Já fez uma prova cega de vinhos? Não? Então faça. É divertido e gostoso e, além disso, mostra em que estado está o nosso olfacto e o nosso paladar. Mas provar vinho e literatura ao mesmo tempo pode ser melhor ainda. É disso que se trata no festival Tinto no Branco – A Literatura Posta à Prova, que hoje começa em Viseu e se prolonga até domingo. A iniciativa integra-se noutra maior e já na segunda edição – Vinhos de Inverno – que se realiza no Solar do Dão, uma sala-de-estar aberta a todos os viseenses e visitantes que queiram juntar-se-lhes neste fim-de-semana.
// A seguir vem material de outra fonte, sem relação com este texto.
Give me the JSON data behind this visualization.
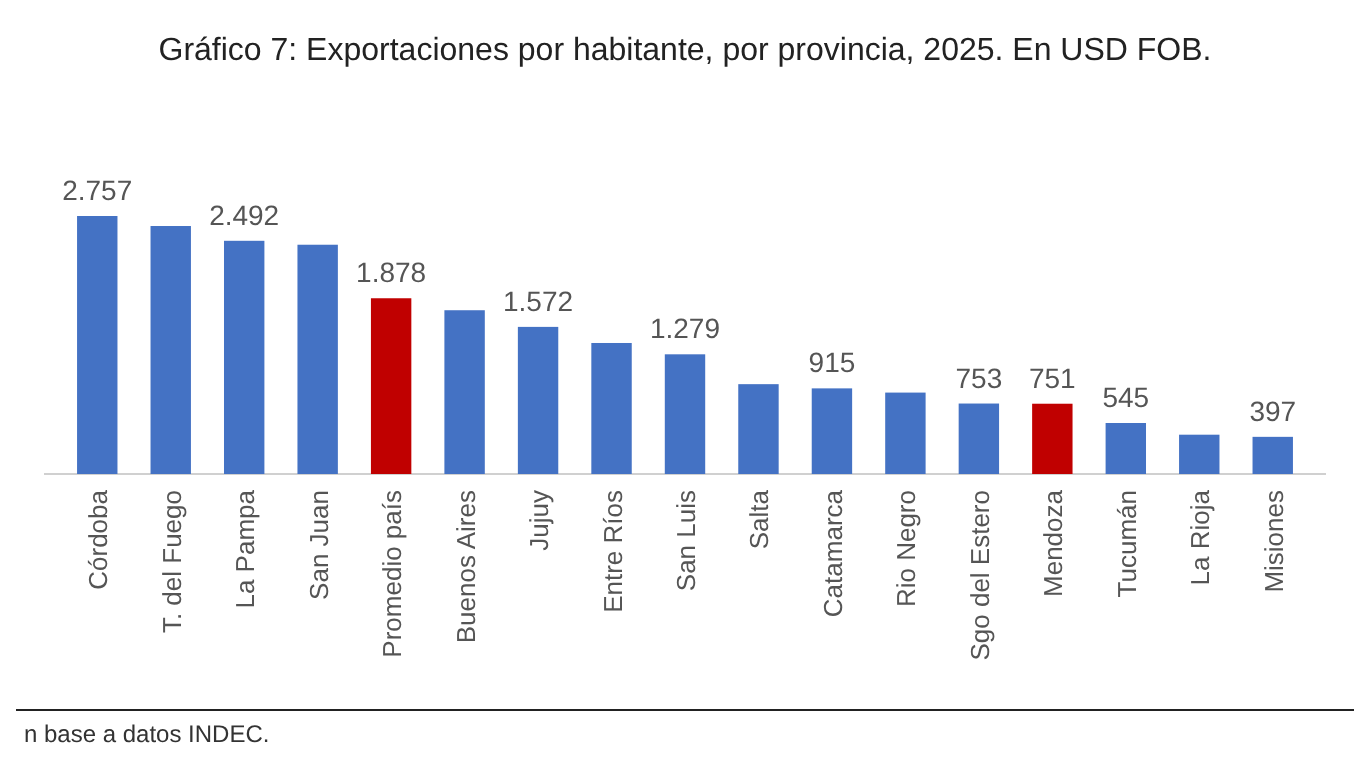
{
  "chart_data": {
    "type": "bar",
    "title": "Gráfico 7: Exportaciones por habitante, por provincia, 2025. En USD FOB.",
    "categories": [
      "Córdoba",
      "T. del Fuego",
      "La Pampa",
      "San Juan",
      "Promedio país",
      "Buenos Aires",
      "Jujuy",
      "Entre Ríos",
      "San Luis",
      "Salta",
      "Catamarca",
      "Rio Negro",
      "Sgo del Estero",
      "Mendoza",
      "Tucumán",
      "La Rioja",
      "Misiones"
    ],
    "values": [
      2757,
      2650,
      2492,
      2450,
      1878,
      1750,
      1572,
      1400,
      1279,
      960,
      915,
      870,
      753,
      751,
      545,
      420,
      397
    ],
    "value_labels": [
      "2.757",
      null,
      "2.492",
      null,
      "1.878",
      null,
      "1.572",
      null,
      "1.279",
      null,
      "915",
      null,
      "753",
      "751",
      "545",
      null,
      "397"
    ],
    "colors": [
      "#4472c4",
      "#4472c4",
      "#4472c4",
      "#4472c4",
      "#c00000",
      "#4472c4",
      "#4472c4",
      "#4472c4",
      "#4472c4",
      "#4472c4",
      "#4472c4",
      "#4472c4",
      "#4472c4",
      "#c00000",
      "#4472c4",
      "#4472c4",
      "#4472c4"
    ],
    "annotations": [
      "n base a datos INDEC."
    ]
  }
}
Como dizem os organizadores, «há grandes nomes para ouvir e muito para aprender sobre os mundos das letras e dos vinhos e as suas ligações – culturais, simbólicas, espirituais e vivenciais.» Entre os convidados para a mesa, estão, por exemplo, Afonso Cruz, Rui Cardoso Martins, Fernando Dacosta, Francisco José Viegas e Paulo Moreiras (um dos meus autores que mais percebe de vinhos e que os sabe combinar muito bem com os condimentos da língua e da literatura). E, entre as mesas-redondas, não faltarão os habituais espaços de prova de vinhos e contacto com os produtores e enólogos da região e, além de «workshops vínicos», animação musical. Bom vinho e bons livros!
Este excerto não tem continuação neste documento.